Helium-3: The secret ‘mining war’ in space

We’ve all heard of the arms race, the space race, and even the peace race.

But there’s one race that’s completely off the general public’s radar: who will be the first to mine Helium-3 in space in significant quantities in order to try to develop nuclear fusion reactors that do not create hazardous nuclear waste and other pollutants.

“Outer space holds virtually limitless amounts of energy and raw materials, from Helium-3 fuel on the Moon for clean fusion reactors to heavy metals and volatile gases from asteroids, which can be harvested for use on Earth and in space,” says former CIA space analyst Tim Chrisman.

“China will almost certainly use any resources it is able to acquire to the detriment of its adversaries, competitors and bystanders alike,” Chrisman told the Jerusalem Post, in an interview.

Chrisman also served in army intelligence and is a co-founder of Foundation for the Future, a scientific education and public works advocacy group dedicated to creating infrastructure to be able to live and work in space.

Beijing is charging forward toward potential revolutions in extracting energy in space and mining space materials and could leave the US behind, Chrisman said.

China has an upfront advantage because its military and economic components are virtually inseparable.

America faces a greater challenge rallying and uniting different aspects of national power to pursue a single challenging long-term mission.

“Getting there first may be more like launching the first satellite – like the Russia and US space races,” he said of the race for Helium-3.

“It would be a big political and diplomatic win. A lot depends on how that can be exploited on the back end, if it is able to be rapidly used for power and energy or brought back to Earth en masse reliably.
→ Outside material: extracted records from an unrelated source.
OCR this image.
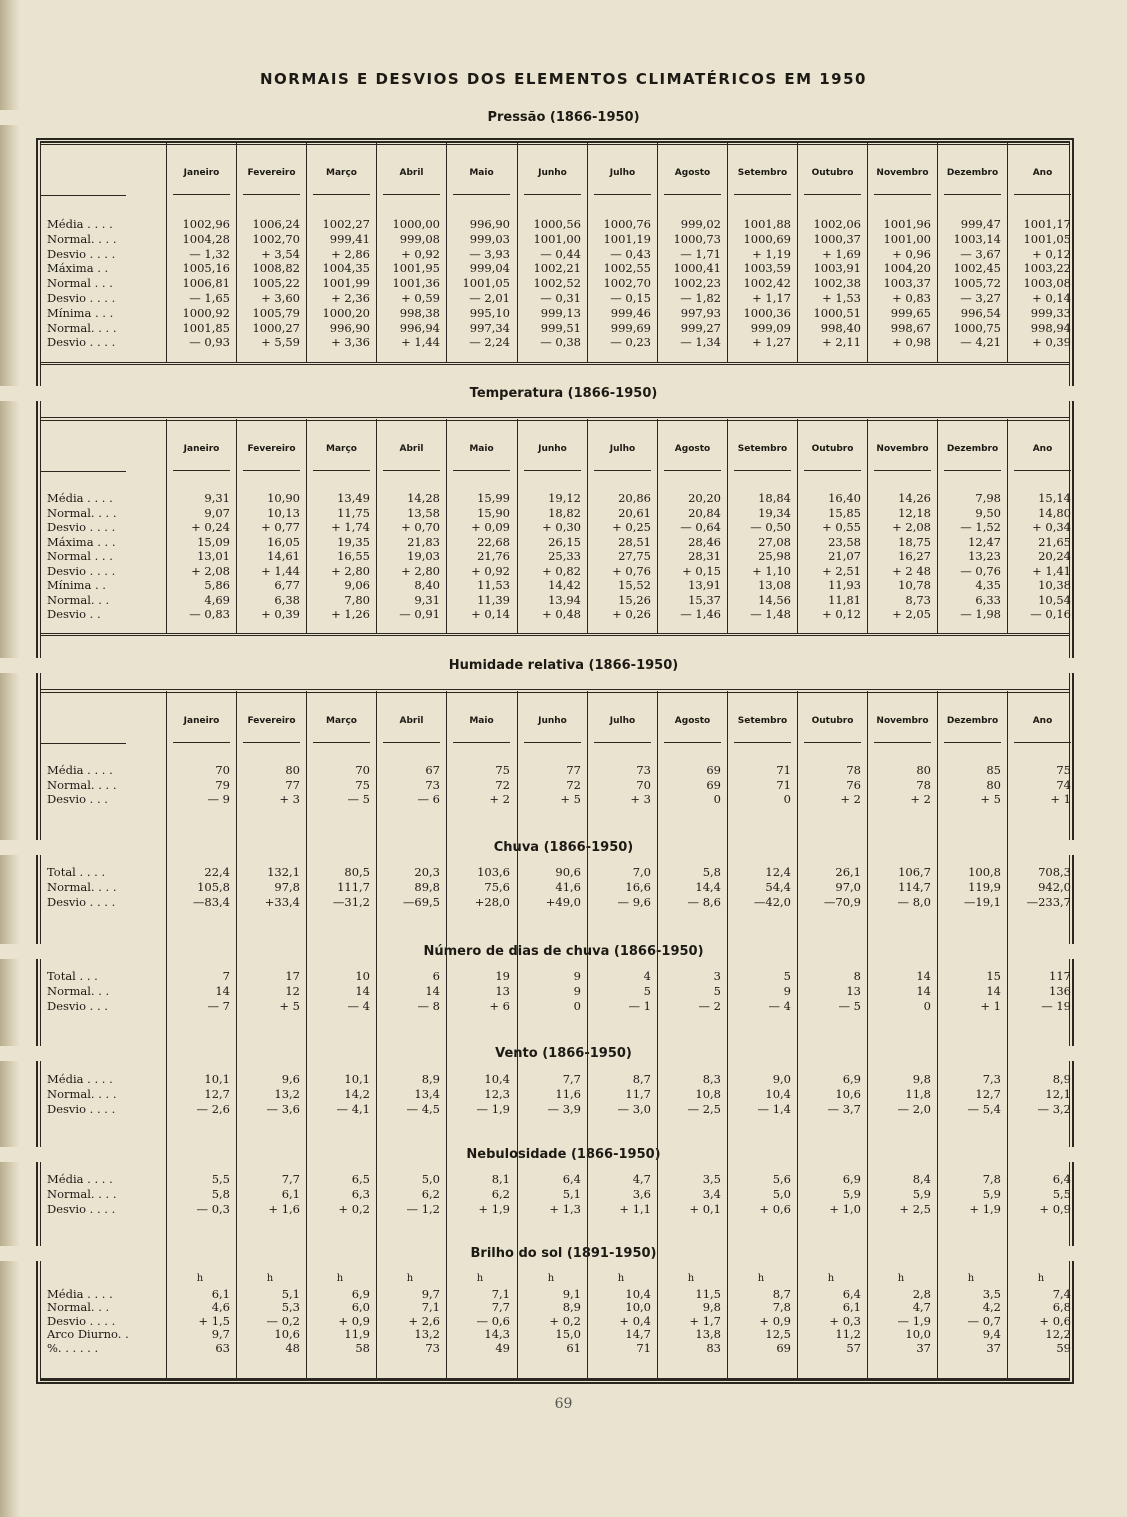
NORMAIS E DESVIOS DOS ELEMENTOS CLIMATÉRICOS EM 1950
Pressão (1866-1950)
Janeiro	Fevereiro	Março	Abril	Maio	Junho	Julho	Agosto	Setembro	Outubro	Novembro	Dezembro	Ano
Média . . . .	1002,96	1006,24	1002,27	1000,00	996,90	1000,56	1000,76	999,02	1001,88	1002,06	1001,96	999,47	1001,17
Normal. . . .	1004,28	1002,70	999,41	999,08	999,03	1001,00	1001,19	1000,73	1000,69	1000,37	1001,00	1003,14	1001,05
Desvio . . . .	— 1,32	+ 3,54	+ 2,86	+ 0,92	— 3,93	— 0,44	— 0,43	— 1,71	+ 1,19	+ 1,69	+ 0,96	— 3,67	+ 0,12
Máxima . .	1005,16	1008,82	1004,35	1001,95	999,04	1002,21	1002,55	1000,41	1003,59	1003,91	1004,20	1002,45	1003,22
Normal . . .	1006,81	1005,22	1001,99	1001,36	1001,05	1002,52	1002,70	1002,23	1002,42	1002,38	1003,37	1005,72	1003,08
Desvio . . . .	— 1,65	+ 3,60	+ 2,36	+ 0,59	— 2,01	— 0,31	— 0,15	— 1,82	+ 1,17	+ 1,53	+ 0,83	— 3,27	+ 0,14
Mínima . . .	1000,92	1005,79	1000,20	998,38	995,10	999,13	999,46	997,93	1000,36	1000,51	999,65	996,54	999,33
Normal. . . .	1001,85	1000,27	996,90	996,94	997,34	999,51	999,69	999,27	999,09	998,40	998,67	1000,75	998,94
Desvio . . . .	— 0,93	+ 5,59	+ 3,36	+ 1,44	— 2,24	— 0,38	— 0,23	— 1,34	+ 1,27	+ 2,11	+ 0,98	— 4,21	+ 0,39
Temperatura (1866-1950)
Janeiro	Fevereiro	Março	Abril	Maio	Junho	Julho	Agosto	Setembro	Outubro	Novembro	Dezembro	Ano
Média . . . .	9,31	10,90	13,49	14,28	15,99	19,12	20,86	20,20	18,84	16,40	14,26	7,98	15,14
Normal. . . .	9,07	10,13	11,75	13,58	15,90	18,82	20,61	20,84	19,34	15,85	12,18	9,50	14,80
Desvio . . . .	+ 0,24	+ 0,77	+ 1,74	+ 0,70	+ 0,09	+ 0,30	+ 0,25	— 0,64	— 0,50	+ 0,55	+ 2,08	— 1,52	+ 0,34
Máxima . . .	15,09	16,05	19,35	21,83	22,68	26,15	28,51	28,46	27,08	23,58	18,75	12,47	21,65
Normal . . .	13,01	14,61	16,55	19,03	21,76	25,33	27,75	28,31	25,98	21,07	16,27	13,23	20,24
Desvio . . . .	+ 2,08	+ 1,44	+ 2,80	+ 2,80	+ 0,92	+ 0,82	+ 0,76	+ 0,15	+ 1,10	+ 2,51	+ 2 48	— 0,76	+ 1,41
Mínima . .	5,86	6,77	9,06	8,40	11,53	14,42	15,52	13,91	13,08	11,93	10,78	4,35	10,38
Normal. . .	4,69	6,38	7,80	9,31	11,39	13,94	15,26	15,37	14,56	11,81	8,73	6,33	10,54
Desvio . .	— 0,83	+ 0,39	+ 1,26	— 0,91	+ 0,14	+ 0,48	+ 0,26	— 1,46	— 1,48	+ 0,12	+ 2,05	— 1,98	— 0,16
Humidade relativa (1866-1950)
Janeiro	Fevereiro	Março	Abril	Maio	Junho	Julho	Agosto	Setembro	Outubro	Novembro	Dezembro	Ano
Média . . . .	70	80	70	67	75	77	73	69	71	78	80	85	75
Normal. . . .	79	77	75	73	72	72	70	69	71	76	78	80	74
Desvio . . .	— 9	+ 3	— 5	— 6	+ 2	+ 5	+ 3	0	0	+ 2	+ 2	+ 5	+ 1
Chuva (1866-1950)
Total . . . .	22,4	132,1	80,5	20,3	103,6	90,6	7,0	5,8	12,4	26,1	106,7	100,8	708,3
Normal. . . .	105,8	97,8	111,7	89,8	75,6	41,6	16,6	14,4	54,4	97,0	114,7	119,9	942,0
Desvio . . . .	—83,4	+33,4	—31,2	—69,5	+28,0	+49,0	— 9,6	— 8,6	—42,0	—70,9	— 8,0	—19,1	—233,7
Número de dias de chuva (1866-1950)
Total . . .	7	17	10	6	19	9	4	3	5	8	14	15	117
Normal. . .	14	12	14	14	13	9	5	5	9	13	14	14	136
Desvio . . .	— 7	+ 5	— 4	— 8	+ 6	0	— 1	— 2	— 4	— 5	0	+ 1	— 19
Vento (1866-1950)
Média . . . .	10,1	9,6	10,1	8,9	10,4	7,7	8,7	8,3	9,0	6,9	9,8	7,3	8,9
Normal. . . .	12,7	13,2	14,2	13,4	12,3	11,6	11,7	10,8	10,4	10,6	11,8	12,7	12,1
Desvio . . . .	— 2,6	— 3,6	— 4,1	— 4,5	— 1,9	— 3,9	— 3,0	— 2,5	— 1,4	— 3,7	— 2,0	— 5,4	— 3,2
Nebulosidade (1866-1950)
Média . . . .	5,5	7,7	6,5	5,0	8,1	6,4	4,7	3,5	5,6	6,9	8,4	7,8	6,4
Normal. . . .	5,8	6,1	6,3	6,2	6,2	5,1	3,6	3,4	5,0	5,9	5,9	5,9	5,5
Desvio . . . .	— 0,3	+ 1,6	+ 0,2	— 1,2	+ 1,9	+ 1,3	+ 1,1	+ 0,1	+ 0,6	+ 1,0	+ 2,5	+ 1,9	+ 0,9
Brilho do sol (1891-1950)
h	h	h	h	h	h	h	h	h	h	h	h	h
Média . . . .	6,1	5,1	6,9	9,7	7,1	9,1	10,4	11,5	8,7	6,4	2,8	3,5	7,4
Normal. . .	4,6	5,3	6,0	7,1	7,7	8,9	10,0	9,8	7,8	6,1	4,7	4,2	6,8
Desvio . . . .	+ 1,5	— 0,2	+ 0,9	+ 2,6	— 0,6	+ 0,2	+ 0,4	+ 1,7	+ 0,9	+ 0,3	— 1,9	— 0,7	+ 0,6
Arco Diurno. .	9,7	10,6	11,9	13,2	14,3	15,0	14,7	13,8	12,5	11,2	10,0	9,4	12,2
%. . . . . .	63	48	58	73	49	61	71	83	69	57	37	37	59
69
It opens up possibilities for dramatic changes.”

Scientists say two fully-loaded Space Shuttle cargo bay’s worth of Helium-3 — about 40 tonnes worth of the gas — could power the United States for a year at the current rate of energy consumption.
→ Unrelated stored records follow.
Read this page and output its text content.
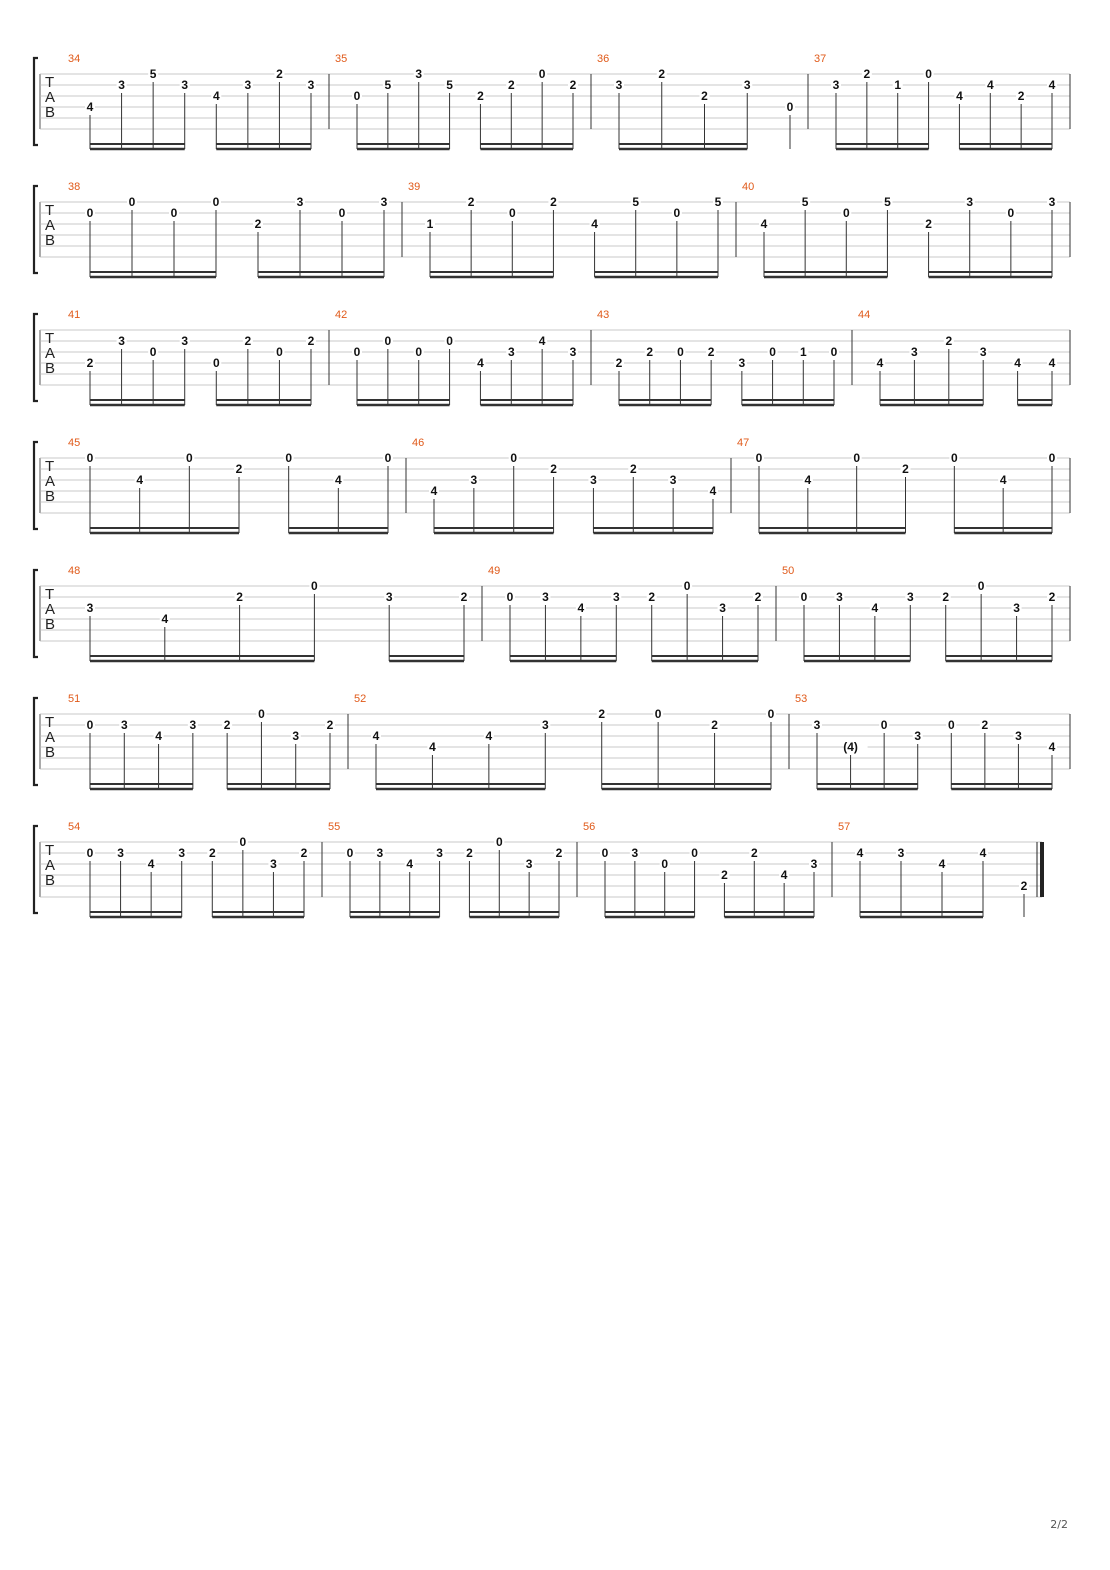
T
A
B
34
4
3
5
3
4
3
2
3
35
0
5
3
5
2
2
0
2
36
3
2
2
3
0
37
3
2
1
0
4
4
2
4
T
A
B
38
0
0
0
0
2
3
0
3
39
1
2
0
2
4
5
0
5
40
4
5
0
5
2
3
0
3
T
A
B
41
2
3
0
3
0
2
0
2
42
0
0
0
0
4
3
4
3
43
2
2 0 2
3
0 1 0
44
4
3
2
3
4 4
T
A
B
45
0
4
0
2
0
4
0
46
4
3
0
2
3
2
3
4
47
0
4
0
2
0
4
0
T
A
B
48
3
4
2
0
3	2
49
0 3
4
3 2
0
3
2
50
0 3
4
3 2
0
3
2
T
A
B
51
0 3
4
3 2
0
3
2
52
4
4
4
3
2	0
2
0
53
3
(4)
0
3
0 2
3
4
T
A
B
54
0 3
4
3 2
0
3
2
55
0 3
4
3 2
0
3
2
56
0 3
0
0
2
2
4
3
57
4	3
4
4
2
2/2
Professor Ouyang Ziyuan, the chief scientist of the Chinese Lunar Exploration Program, recently said, the moon is “so rich” in Helium-3, that this could “solve humanity’s energy demand for around 10,000 years at least.” 

Several major institutions in China are now studying rocks collected from the Moon by the Chang’e 5 mission for research that includes evaluating the material as a potential source of fusion power.